La 2CV originale était un outil de démocratisation : un véhicule simple et robuste conçu pour transporter les agriculteurs et leurs marchandises à travers la France rurale. Citroën a l’intention de reproduire cette philosophie à l’ère moderne, en remplaçant « l’agriculteur » par le professionnel urbain ou le travailleur des services, offrant ainsi une solution électrique accessible à une nouvelle génération de conducteurs.
La stratégie de design « Néo-Rétro »
La direction du design, dirigée par Pierre Leclercq, suit une approche « néo-rétro ». Cette stratégie s’est récemment révélée efficace pour les concurrents ; la Renault 5 renaissante a suscité un intérêt massif, obtenant 120 000 commandes.
Plutôt que de créer une parodie de la 2CV originale, l’équipe de conception de Citroën s’efforce de traduire les valeurs historiques de la marque (abordabilité, espace, confort et efficacité ) dans un ensemble électrique contemporain. Les principales considérations comprennent :
– Intégration de plate-forme : La voiture peut utiliser l’architecture « Smart Car » de Citroën, qui prend déjà en charge la C3 et la Fiat Grande Panda.
– Caractéristiques signature : Les ingénieurs étudient si la structure peut supporter un toit en toile rabattable, une caractéristique classique de la 2CV.
– Positionnement sur le marché : Le véhicule devrait se situer entre le quadricycle Ami d’entrée de gamme et le plus grand C3.
Naviguer dans le paysage européen des véhicules électriques
Le moment de ce lancement est stratégique, car il coïncide avec l’évolution du paysage réglementaire au sein de l’Union européenne. La Commission européenne travaille actuellement sur de nouveaux cadres (tels que la catégorie « M1E » proposée) pour encourager la production de véhicules électriques locaux et abordables.
Cette décision est essentielle car un « vide électrique » important est apparu sur le marché. Selon Chardon, l’Europe a connu une baisse massive des ventes de voitures neuves depuis la pandémie, en grande partie parce que 60 % de cette perte de demande est due au manque de voitures électriques d’un prix inférieur à 15 000 €.

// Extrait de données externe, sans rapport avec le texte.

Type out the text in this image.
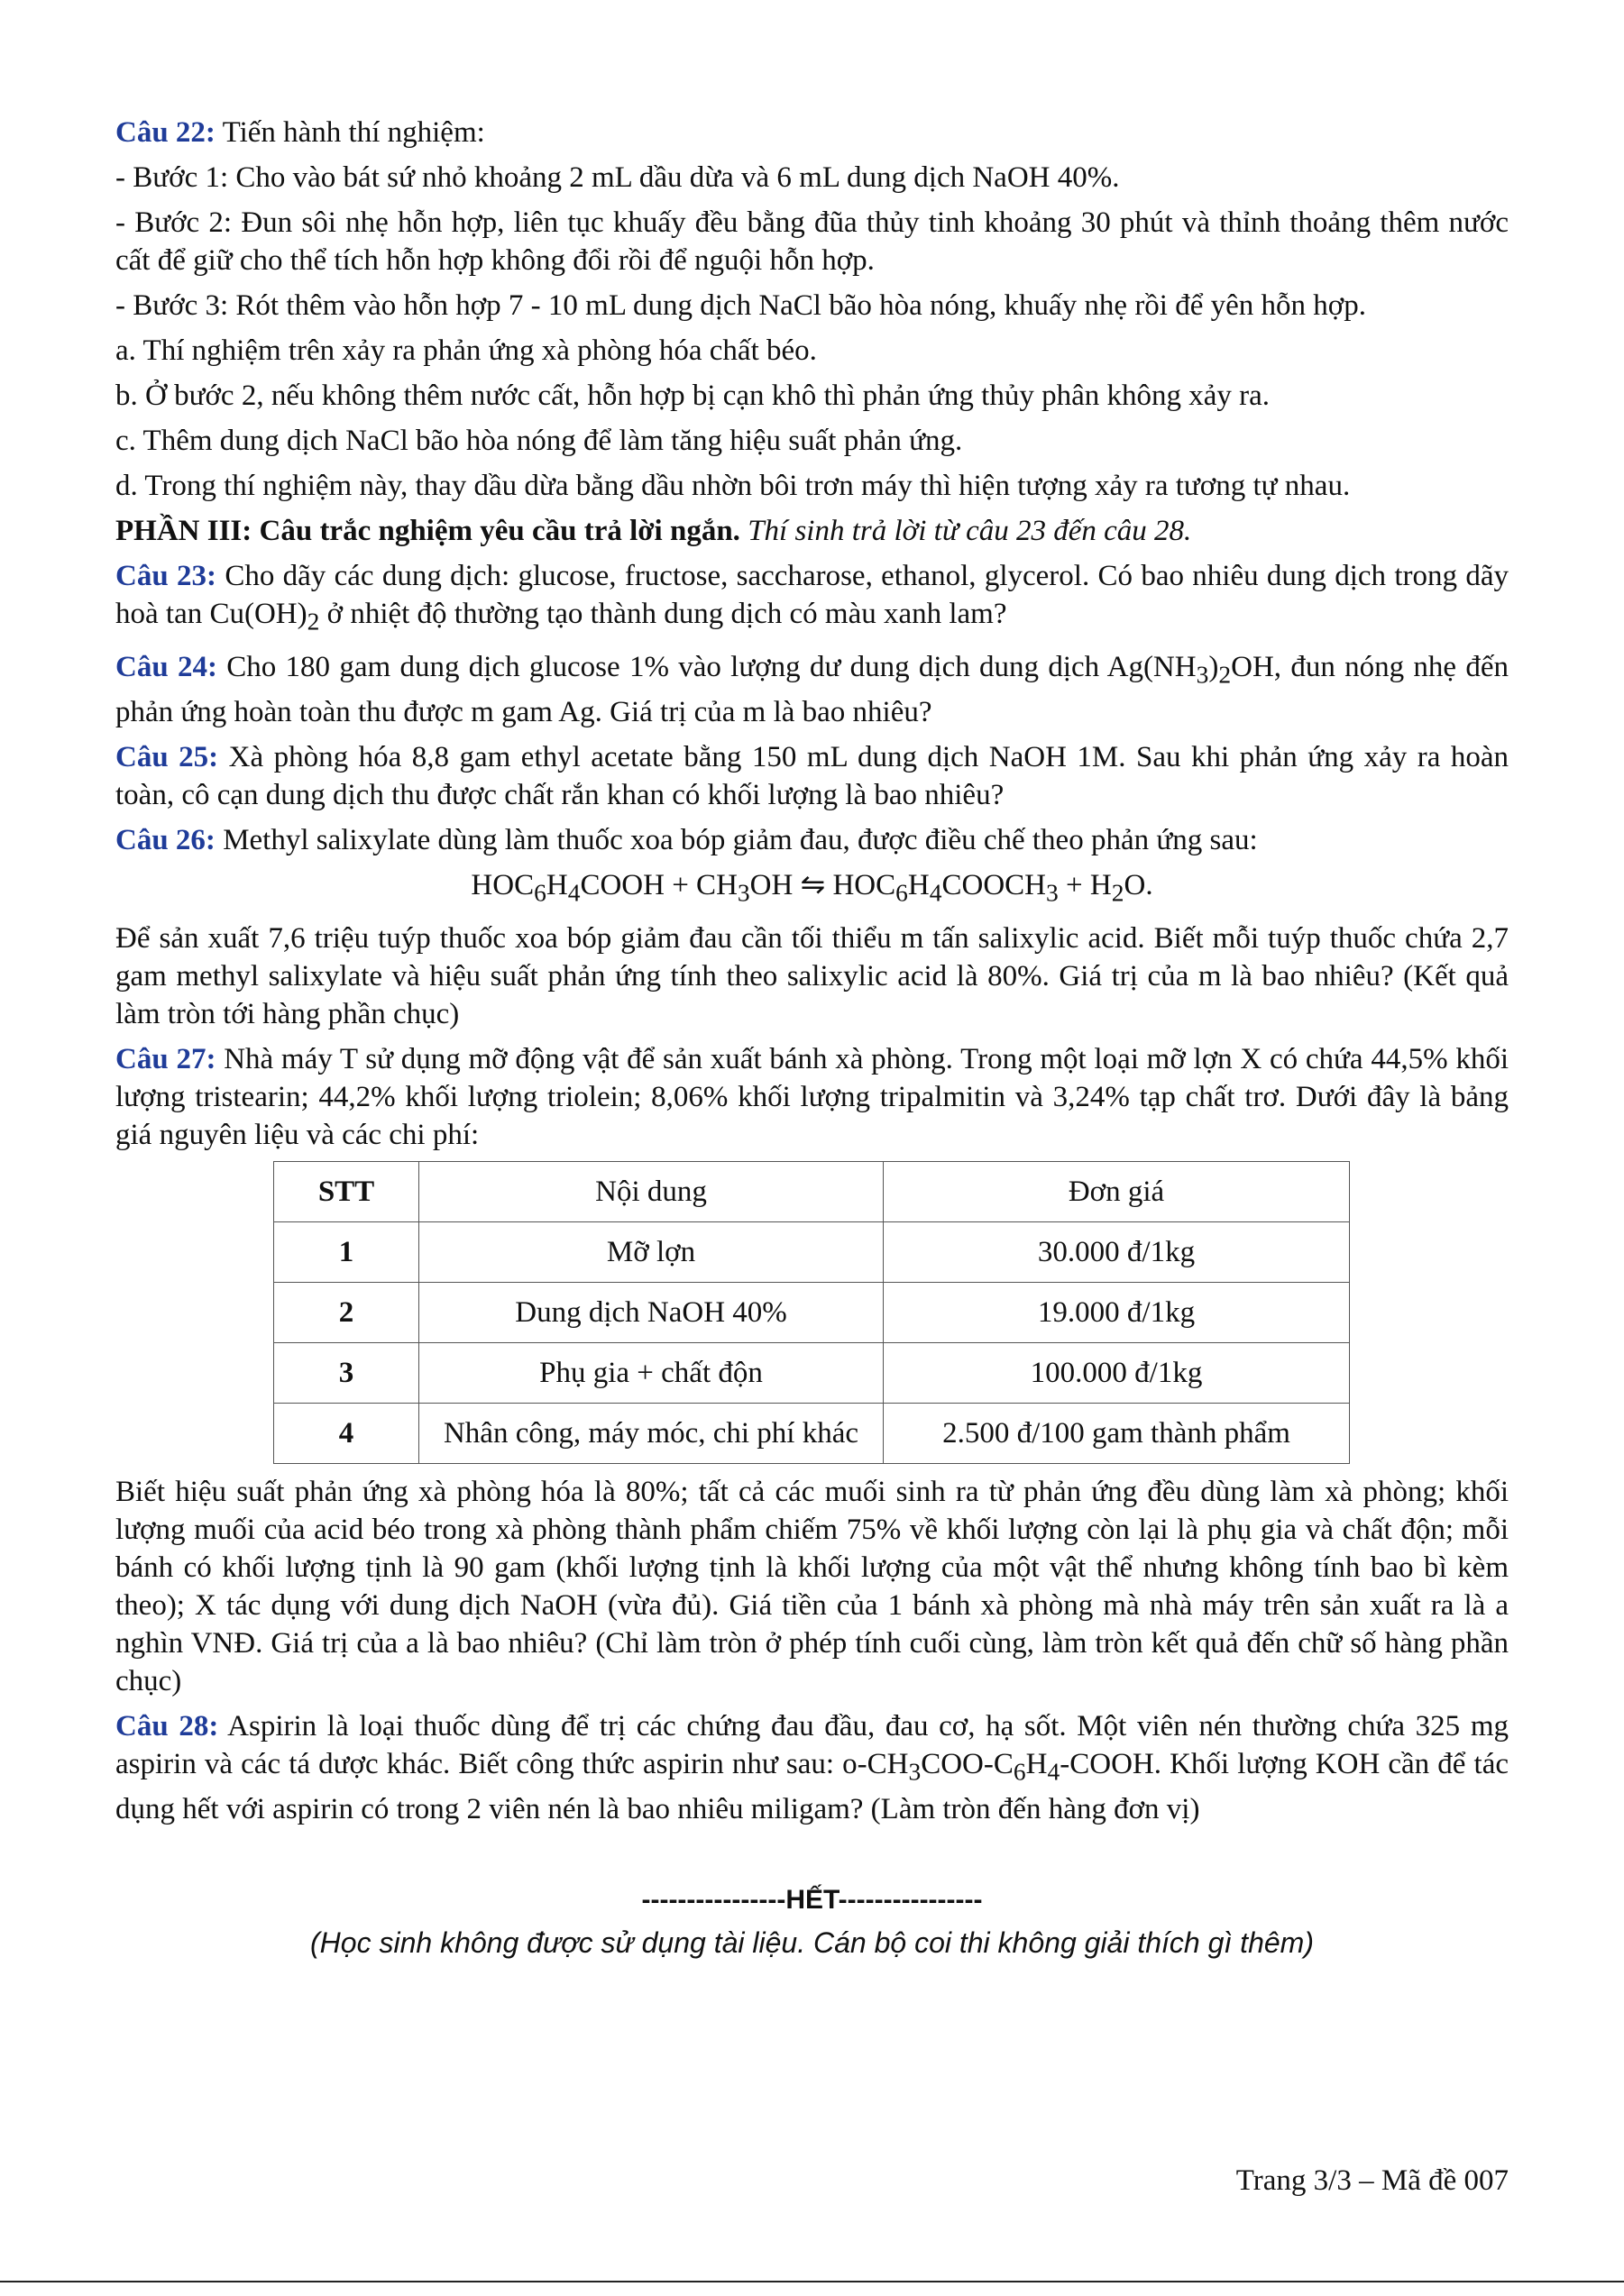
Câu 22: Tiến hành thí nghiệm:

- Bước 1: Cho vào bát sứ nhỏ khoảng 2 mL dầu dừa và 6 mL dung dịch NaOH 40%.

- Bước 2: Đun sôi nhẹ hỗn hợp, liên tục khuấy đều bằng đũa thủy tinh khoảng 30 phút và thỉnh thoảng thêm nước cất để giữ cho thể tích hỗn hợp không đổi rồi để nguội hỗn hợp.

- Bước 3: Rót thêm vào hỗn hợp 7 - 10 mL dung dịch NaCl bão hòa nóng, khuấy nhẹ rồi để yên hỗn hợp.

a. Thí nghiệm trên xảy ra phản ứng xà phòng hóa chất béo.

b. Ở bước 2, nếu không thêm nước cất, hỗn hợp bị cạn khô thì phản ứng thủy phân không xảy ra.

c. Thêm dung dịch NaCl bão hòa nóng để làm tăng hiệu suất phản ứng.

d. Trong thí nghiệm này, thay dầu dừa bằng dầu nhờn bôi trơn máy thì hiện tượng xảy ra tương tự nhau.

PHẦN III: Câu trắc nghiệm yêu cầu trả lời ngắn. Thí sinh trả lời từ câu 23 đến câu 28.

Câu 23: Cho dãy các dung dịch: glucose, fructose, saccharose, ethanol, glycerol. Có bao nhiêu dung dịch trong dãy hoà $\tan Cu(OH)_2$ ở nhiệt độ thường tạo thành dung dịch có màu xanh lam?

Câu 24: Cho 180 gam dung dịch glucose 1% vào lượng dư dung dịch dung dịch $Ag(NH_3)_2OH$, đun nóng nhẹ đến phản ứng hoàn toàn thu được m gam Ag. Giá trị của m là bao nhiêu?

Câu 25: Xà phòng hóa 8,8 gam ethyl acetate bằng 150 mL dung dịch NaOH 1M. Sau khi phản ứng xảy ra hoàn toàn, cô cạn dung dịch thu được chất rắn khan có khối lượng là bao nhiêu?

Câu 26: Methyl salixylate dùng làm thuốc xoa bóp giảm đau, được điều chế theo phản ứng sau:

$HOC_6H_4COOH + CH_3OH$ ⇋ $HOC_6H_4COOCH_3 + H_2O$.

Để sản xuất 7,6 triệu tuýp thuốc xoa bóp giảm đau cần tối thiểu m tấn salixylic acid. Biết mỗi tuýp thuốc chứa 2,7 gam methyl salixylate và hiệu suất phản ứng tính theo salixylic acid là 80%. Giá trị của m là bao nhiêu? (Kết quả làm tròn tới hàng phần chục)

Câu 27: Nhà máy T sử dụng mỡ động vật để sản xuất bánh xà phòng. Trong một loại mỡ lợn X có chứa 44,5% khối lượng tristearin; 44,2% khối lượng triolein; 8,06% khối lượng tripalmitin và 3,24% tạp chất trơ. Dưới đây là bảng giá nguyên liệu và các chi phí:

STT	Nội dung	Đơn giá
1	Mỡ lợn	30.000 đ/1kg
2	Dung dịch NaOH 40%	19.000 đ/1kg
3	Phụ gia + chất độn	100.000 đ/1kg
4	Nhân công, máy móc, chi phí khác	2.500 đ/100 gam thành phẩm

Biết hiệu suất phản ứng xà phòng hóa là 80%; tất cả các muối sinh ra từ phản ứng đều dùng làm xà phòng; khối lượng muối của acid béo trong xà phòng thành phẩm chiếm 75% về khối lượng còn lại là phụ gia và chất độn; mỗi bánh có khối lượng tịnh là 90 gam (khối lượng tịnh là khối lượng của một vật thể nhưng không tính bao bì kèm theo); X tác dụng với dung dịch NaOH (vừa đủ). Giá tiền của 1 bánh xà phòng mà nhà máy trên sản xuất ra là a nghìn VNĐ. Giá trị của a là bao nhiêu? (Chỉ làm tròn ở phép tính cuối cùng, làm tròn kết quả đến chữ số hàng phần chục)

Câu 28: Aspirin là loại thuốc dùng để trị các chứng đau đầu, đau cơ, hạ sốt. Một viên nén thường chứa 325 mg aspirin và các tá dược khác. Biết công thức aspirin như sau: $o-CH_3COO-C_6H_4$-COOH. Khối lượng KOH cần để tác dụng hết với aspirin có trong 2 viên nén là bao nhiêu miligam? (Làm tròn đến hàng đơn vị)

----------------HẾT----------------
(Học sinh không được sử dụng tài liệu. Cán bộ coi thi không giải thích gì thêm)
Trang 3/3 – Mã đề 007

Pressions et échelle concurrentielles
La société mère de Citroën, Stellantis, cherche à exploiter ce projet sur plusieurs marques pour réaliser des économies d’échelle. Cela crée un paysage concurrentiel interne :
– Plateformes partagées : La technologie pourrait être utilisée par diverses marques Stellantis, dont Fiat.
– Approvisionnement en batteries : Pour maintenir les coûts bas et se conformer aux objectifs de fabrication de l’UE, Stellantis a investi 4,1 milliards d’euros dans une coentreprise espagnole avec CATL pour produire des batteries d’ici fin 2026.

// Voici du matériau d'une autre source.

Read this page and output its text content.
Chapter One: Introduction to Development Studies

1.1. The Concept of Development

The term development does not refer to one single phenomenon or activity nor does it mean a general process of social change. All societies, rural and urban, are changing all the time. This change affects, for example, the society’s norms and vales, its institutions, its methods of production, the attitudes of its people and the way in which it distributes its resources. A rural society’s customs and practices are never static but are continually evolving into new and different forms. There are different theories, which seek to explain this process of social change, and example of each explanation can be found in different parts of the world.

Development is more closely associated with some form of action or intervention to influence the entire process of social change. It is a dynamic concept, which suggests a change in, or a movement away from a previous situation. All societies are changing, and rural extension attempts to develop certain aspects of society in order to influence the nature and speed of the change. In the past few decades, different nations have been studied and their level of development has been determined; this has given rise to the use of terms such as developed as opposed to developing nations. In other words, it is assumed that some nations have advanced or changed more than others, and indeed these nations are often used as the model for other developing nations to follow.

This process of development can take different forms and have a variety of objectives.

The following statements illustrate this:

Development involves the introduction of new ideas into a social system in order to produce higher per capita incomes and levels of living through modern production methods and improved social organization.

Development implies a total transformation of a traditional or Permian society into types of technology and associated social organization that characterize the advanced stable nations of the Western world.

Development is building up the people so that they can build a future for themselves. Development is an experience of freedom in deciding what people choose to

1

– Références du marché : Le projet fait face à une concurrence féroce de la part de la prochaine Twingo EV de Renault, qui devrait offrir un profil similaire à petite échelle et à haut rendement.
Regarder vers l’avenir
Si le cadre réglementaire européen est finalisé d’ici la fin de cette année, Citroën vise à ce que la nouvelle 2CV électrique soit en pleine production d’ici 2029.
Conclusion : En combinant l’identité historique de la marque avec un accent strict sur la mobilité électrique à faible coût, Citroën tente de combler une lacune critique sur le marché européen et de fournir un point d’entrée abordable pour la prochaine vague d’adopteurs de véhicules électriques.